For those interested there will be a dinner after the presentation.
Date: 6th August (Wednesday) 2025
Time: 6:00 - 7:00pm (Adelaide time). Pre-meeting refreshments and networking between 5:30 – 6:00pm
Venue: In-person and Zoom
Dinner: A dinner will be held after the meeting. Location TBA
Please RSVP for dinner to Lan.Kelly@unisa.edu.au by 4th August (Monday), as we are usually unable to change the booking numbers at the last minute.
Abstract
Compositional data are everywhere! We can find them in chemistry (alloy composition, drug formulation), economics (consumer spending, market shares), environmental (soil composition, air pollution sources), and health research (body composition, dietary intake, microbiome, time use). Compositional data are made of mutually exclusive and exhaustive non-negative components that sum to a constant. Their constant sum constraint introduces a dependency structure between the components, where if you know all but one component, the last is determined. As a result, statistical analysis of compositional data should consider the components relative to each other. Compositional data analysis provides a way to do this by expressing the compositions (absolute information) as a set of log-ratios (relative information) prior to their inclusion in statistical models such as regression. This talk will introduce the principles of compositional data analysis and provide practical examples of its application based on our research within time-use epidemiology.
Speakers
- Speaker 1: Professor Dot Dumuid
- Speaker 2: Dr Ty Stanford
- Speaker 3: Aaron Miatke
Dot Dumuid is a Professor of Behavioural Epidemiology at the University of South Australia. She researches how the time we spend in different daily behaviours impacts our health, with a focus on finding a healthy balance between all the daily competing demands on our time.

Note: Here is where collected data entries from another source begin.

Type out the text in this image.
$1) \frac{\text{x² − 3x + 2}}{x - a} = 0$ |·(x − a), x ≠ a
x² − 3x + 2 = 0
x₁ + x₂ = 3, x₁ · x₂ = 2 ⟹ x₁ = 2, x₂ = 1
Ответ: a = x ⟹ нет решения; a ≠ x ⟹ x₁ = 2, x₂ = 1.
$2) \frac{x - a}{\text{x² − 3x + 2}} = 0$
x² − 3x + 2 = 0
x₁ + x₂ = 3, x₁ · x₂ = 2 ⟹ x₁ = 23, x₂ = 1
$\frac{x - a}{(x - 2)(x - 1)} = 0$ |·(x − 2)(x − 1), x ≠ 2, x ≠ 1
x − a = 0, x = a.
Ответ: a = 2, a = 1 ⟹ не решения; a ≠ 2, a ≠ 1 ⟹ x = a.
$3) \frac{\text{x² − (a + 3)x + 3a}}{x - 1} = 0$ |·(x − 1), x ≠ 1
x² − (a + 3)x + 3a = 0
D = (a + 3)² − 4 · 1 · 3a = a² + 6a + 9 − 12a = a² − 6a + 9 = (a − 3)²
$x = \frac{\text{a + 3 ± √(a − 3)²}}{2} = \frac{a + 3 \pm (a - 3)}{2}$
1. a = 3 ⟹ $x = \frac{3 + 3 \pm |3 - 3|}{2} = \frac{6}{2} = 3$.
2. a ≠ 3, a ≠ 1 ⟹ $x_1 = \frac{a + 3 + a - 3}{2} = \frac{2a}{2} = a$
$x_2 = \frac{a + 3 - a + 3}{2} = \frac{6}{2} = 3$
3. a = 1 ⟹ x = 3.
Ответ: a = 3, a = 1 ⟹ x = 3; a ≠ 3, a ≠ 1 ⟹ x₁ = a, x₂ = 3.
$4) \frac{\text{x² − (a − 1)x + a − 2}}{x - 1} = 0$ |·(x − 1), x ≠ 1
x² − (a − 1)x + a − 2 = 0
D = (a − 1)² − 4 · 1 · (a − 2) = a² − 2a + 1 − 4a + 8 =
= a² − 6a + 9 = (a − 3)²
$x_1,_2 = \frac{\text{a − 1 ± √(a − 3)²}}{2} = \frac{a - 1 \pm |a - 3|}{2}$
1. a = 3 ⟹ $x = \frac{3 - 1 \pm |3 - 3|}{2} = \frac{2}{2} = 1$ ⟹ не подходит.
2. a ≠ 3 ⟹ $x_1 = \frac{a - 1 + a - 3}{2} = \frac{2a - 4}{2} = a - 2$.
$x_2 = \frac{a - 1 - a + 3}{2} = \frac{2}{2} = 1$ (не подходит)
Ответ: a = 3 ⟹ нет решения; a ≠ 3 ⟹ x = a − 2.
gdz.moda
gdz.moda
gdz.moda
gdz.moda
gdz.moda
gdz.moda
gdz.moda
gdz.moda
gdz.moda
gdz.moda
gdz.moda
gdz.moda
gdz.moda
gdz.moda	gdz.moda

Ty Stanford is a biostatistician working at the University of South Australia. He met Professor Dot Dumuid, thanks to a referral from Statistical Society member Andrew Metcalfe, to help on a compositional data analysis (CoDA) problem almost a decade ago. Ever since then he has been drawn to extending and applying statistical CoDA techniques, specifically relating to health measures and 24-hour time-use compositional data.
Aaron Miatke is a final year PhD student at the Alliance for Research in Exercise, Nutrition and Activity at the University of South Australia. His research explores how to model multi-level compositional data with the purpose of evaluating time-use intervention trials and longitudinal cohort studies.